During normal operation of a Stability Chamber the cooler's heat-exchanger coils (the cold source) are slowly encased in a film of ice. This is caused by the air borne moisture in the ambient air sublimating on contact with the cold heat exchanger coils of the cooler and forming ice. This ice build-up is slow, progressive and inexorable. It can; if left unchecked, transform the heat exchanger coils into a useless block of solid ice.
The ice build-up is heavily dependent on ambient conditions. If the heat exchanger was positioned or used air drawn from a climatically controlled area (low humidity), this ice build-up would be totally different from an installation that was expose to near saturated air conditions. To allow for these ambient atmospheric variations, the defrost cycle is usually controlled by time. So during the commissioning study stages, the requisite time interval between defrost cycles must be established for all stability chambers used for climatic controlled storage. cabinets.

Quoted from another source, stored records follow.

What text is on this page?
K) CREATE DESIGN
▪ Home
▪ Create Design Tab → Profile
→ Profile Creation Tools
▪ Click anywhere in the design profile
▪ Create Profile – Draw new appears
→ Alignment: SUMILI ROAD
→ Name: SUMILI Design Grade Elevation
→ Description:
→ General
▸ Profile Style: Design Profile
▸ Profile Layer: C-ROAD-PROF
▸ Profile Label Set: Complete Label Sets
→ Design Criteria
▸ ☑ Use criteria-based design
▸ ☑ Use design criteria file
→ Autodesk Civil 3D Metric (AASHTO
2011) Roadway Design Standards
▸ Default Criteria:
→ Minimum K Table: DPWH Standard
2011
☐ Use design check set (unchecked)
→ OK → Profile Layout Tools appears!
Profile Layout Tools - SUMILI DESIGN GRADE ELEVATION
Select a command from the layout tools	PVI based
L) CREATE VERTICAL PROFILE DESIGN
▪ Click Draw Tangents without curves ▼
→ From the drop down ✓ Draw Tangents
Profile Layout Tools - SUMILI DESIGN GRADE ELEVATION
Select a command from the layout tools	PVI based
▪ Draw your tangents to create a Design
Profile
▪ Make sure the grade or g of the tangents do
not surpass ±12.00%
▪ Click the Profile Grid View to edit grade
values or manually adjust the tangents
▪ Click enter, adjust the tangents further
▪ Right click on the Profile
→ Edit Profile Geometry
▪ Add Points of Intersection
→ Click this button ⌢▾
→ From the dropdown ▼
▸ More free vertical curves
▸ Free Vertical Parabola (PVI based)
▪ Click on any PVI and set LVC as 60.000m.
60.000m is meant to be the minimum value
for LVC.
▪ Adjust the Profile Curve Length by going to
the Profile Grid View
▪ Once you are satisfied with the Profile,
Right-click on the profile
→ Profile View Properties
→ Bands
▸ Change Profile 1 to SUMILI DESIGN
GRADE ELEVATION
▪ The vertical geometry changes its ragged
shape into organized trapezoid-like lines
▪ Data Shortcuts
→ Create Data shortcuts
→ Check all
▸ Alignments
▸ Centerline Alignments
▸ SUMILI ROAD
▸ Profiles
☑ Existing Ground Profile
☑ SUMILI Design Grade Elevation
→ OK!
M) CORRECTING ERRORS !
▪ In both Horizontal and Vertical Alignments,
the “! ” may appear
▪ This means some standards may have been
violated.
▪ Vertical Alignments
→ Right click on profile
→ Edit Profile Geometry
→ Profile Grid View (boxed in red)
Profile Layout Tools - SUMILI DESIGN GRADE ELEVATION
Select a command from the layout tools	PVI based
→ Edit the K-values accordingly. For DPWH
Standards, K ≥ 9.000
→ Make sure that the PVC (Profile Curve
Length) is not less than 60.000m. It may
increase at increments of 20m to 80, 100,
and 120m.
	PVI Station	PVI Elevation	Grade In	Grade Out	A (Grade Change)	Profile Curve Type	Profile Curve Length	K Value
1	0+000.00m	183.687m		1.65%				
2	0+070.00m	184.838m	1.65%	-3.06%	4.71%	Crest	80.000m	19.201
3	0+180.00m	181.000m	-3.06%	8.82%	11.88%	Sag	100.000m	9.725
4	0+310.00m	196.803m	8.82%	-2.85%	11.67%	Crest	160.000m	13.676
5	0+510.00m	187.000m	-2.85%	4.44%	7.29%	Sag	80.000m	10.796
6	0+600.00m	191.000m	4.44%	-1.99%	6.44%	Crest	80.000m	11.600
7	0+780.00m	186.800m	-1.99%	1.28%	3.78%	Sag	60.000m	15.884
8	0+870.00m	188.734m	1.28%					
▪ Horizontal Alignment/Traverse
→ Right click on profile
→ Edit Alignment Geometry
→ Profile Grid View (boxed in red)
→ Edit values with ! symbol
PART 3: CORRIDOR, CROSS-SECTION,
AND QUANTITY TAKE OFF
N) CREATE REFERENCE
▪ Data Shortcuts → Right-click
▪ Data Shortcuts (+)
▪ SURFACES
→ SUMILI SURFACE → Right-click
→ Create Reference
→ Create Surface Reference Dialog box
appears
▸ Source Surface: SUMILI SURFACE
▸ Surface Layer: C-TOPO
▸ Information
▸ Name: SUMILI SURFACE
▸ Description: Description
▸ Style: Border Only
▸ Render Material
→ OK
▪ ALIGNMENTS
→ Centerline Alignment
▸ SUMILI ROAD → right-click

The most common design methodology for defrosting the heat exchanger coils is simply to incorporate in the design an electric hot air blower unit mounted adjacent to the freezer coils and allow the impingement of this hot air to melt off the excess ice. The trouble with this is you are melting off the ice from the outside in; this can be a long and slow process, during which it is extremely difficult to stop this hot air from percolating into the cabinet interior and substantially raising its internal temperature.
This was the reason our cabinets were failing.
During defrost cycles the top two shelves in the cabinets were hopelessly out of specification (actual – 14ᵒC required -25ᵒC). The answer was to redesign the defrost methodology. During the defrost cycle we circulated the hot gas coming from the compressors through the heat exchange. This sudden flow of hot gas quickly broke the bond between metal parts and the encumbering ice. This bond being broken the ice dropped down in to the splash tray below.
This allowed the defrost cycle to be reset to much shorter intervals. This in turn kept the heat exchanger relatively clear from heavy icing conditions and so significantly enhanced it's thermal efficient while enabling the defrost cycle duration to be reset from seventeen minutes (pre-redesign) to less than six minutes (post redesign). Since there was now no defrost hot air being circulated the impact of this new defrost methodology on the cabinet internal temperature was found to be insignificant. The electrical power consumption for each modified cabinet dropped by 31%.